В любом случае ясно одно: настоящее зло – это не бессознательное зло, это зло, сознающее себя, наслаждающееся собой, радующееся себе. А вот способных на такое зло людей не так уж много, это не в человеческой природе. Человеческая природа, по Толкину, все-таки тяготеет к солидарности, светоносности, терпению и так далее.
Но есть особенный персонаж – Гэндальф, который является одним из древних богов в этом тщательно простроенном мире. Гэндальф практически не может принимать участие в большей части событий, он, как положено, умирает и воскресает. Гэндальф, конечно, метафора Бога. По разным причинам, которые Толкин довольно подробно расписывает, Бог в мире больше не участвует. Он может попросить, предложить, подтолкнуть, но активным действующим лицом он больше не является. Это тоже важная догадка Толкина в той истории человечества, которую он пересказывает. В любом случае решать судьбу мироздания доверено людям.
Кстати
Гэндальфу далеко не все люди интересны. Интересны ему именно невысоклики, именно хоббиты, потому что им приходится совершать наиболее трудный выбор. Иными словами, Богу нужны от человечества именно моменты преодоления себя, а к этому преодолению себя в силу скромности, в силу верности, в силу малости особенно склонны хоббиты. Потому что вообще, то вещество, из которого ткется мир – вещество отваги, преодоления себя, – вот оно в наибольшей степени вырабатывается в хоббитах. Именно поэтому они сделаны главными героями.
Могущество Гэндальфа зависит только от того, насколько хоббиты и все остальные способны выполнять его советы. Гэндальф не может заставить Фродо действовать так или иначе, он может ему намекнуть. И вот такой образ Бога, не столько всемогущего, сколько создаваемого нами, такой образ нравится лично мне гораздо больше, потому что мы с ним соучастники, мы с ним в одном походе, но мы вовсе не его игрушки. И это довольно важная мысль.
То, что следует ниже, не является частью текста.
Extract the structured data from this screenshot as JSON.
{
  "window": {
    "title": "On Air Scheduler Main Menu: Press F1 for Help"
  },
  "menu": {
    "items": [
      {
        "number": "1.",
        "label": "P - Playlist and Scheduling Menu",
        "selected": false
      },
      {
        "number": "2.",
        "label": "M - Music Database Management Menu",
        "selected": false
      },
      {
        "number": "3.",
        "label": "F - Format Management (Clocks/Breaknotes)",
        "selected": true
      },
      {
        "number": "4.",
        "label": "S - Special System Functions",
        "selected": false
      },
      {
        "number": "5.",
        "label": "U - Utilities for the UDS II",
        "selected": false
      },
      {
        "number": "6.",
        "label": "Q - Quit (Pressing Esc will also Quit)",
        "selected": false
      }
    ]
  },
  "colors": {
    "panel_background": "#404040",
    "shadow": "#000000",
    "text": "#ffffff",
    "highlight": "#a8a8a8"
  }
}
История написания трилогии широко известна. Надо сказать, что Толкин не относился к этому замыслу всерьез. Всерьез он некоторое время относился к фольклористике. А потом, когда начал писать… Он ведь Первую мировую войну повидал и насчет Второй у него не было сомнений, что она неизбежна. Он понимал, что отражение великой битвы добра и зла может произойти только в сказочном формате. Такой кошмар, как Вторая мировая война, ничем, кроме эпоса вроде «Илиады», не может быть отражен. Вот это такая детская «Илиада». «Илиада» для хоббитов.
Толкин придумал «Хоббита» в 1937 году просто ради досуга. Сочиняя сказку не для детей, не для сына, хотя и для него тоже, но главным образом для себя самого. Потому что Европа в это время была уж больно мрачным местом. И вот он сочиняет этого добродушного мохноногого Бильбо Баггинса, который живет в своей норе и больше всего боится эту нору покинуть.
Интересно, что на протяжении этого четырехтомного сочинения, четырехтомного, как «Тихий Дон», такой английский «Тихий Дон», только там вместо казаков – хоббиты, очень менялся и стиль, и тон, и сам автор. Начиналось это как игра, и Толкин настолько не относился всерьез к своей прозе, что для него это было развлечение, отдых от основных занятий. А потом это его захватило, появилась высокая поэтическая интонация, появились прекрасные песни гномов, Балина и Двалина, появились эти замечательные приключения, мотивы странствия, появилась поэтическая нота. А дальше уже, собственно, «Властелин колец» – масштабная, могучая эпопея с простроенными тщательно мирами.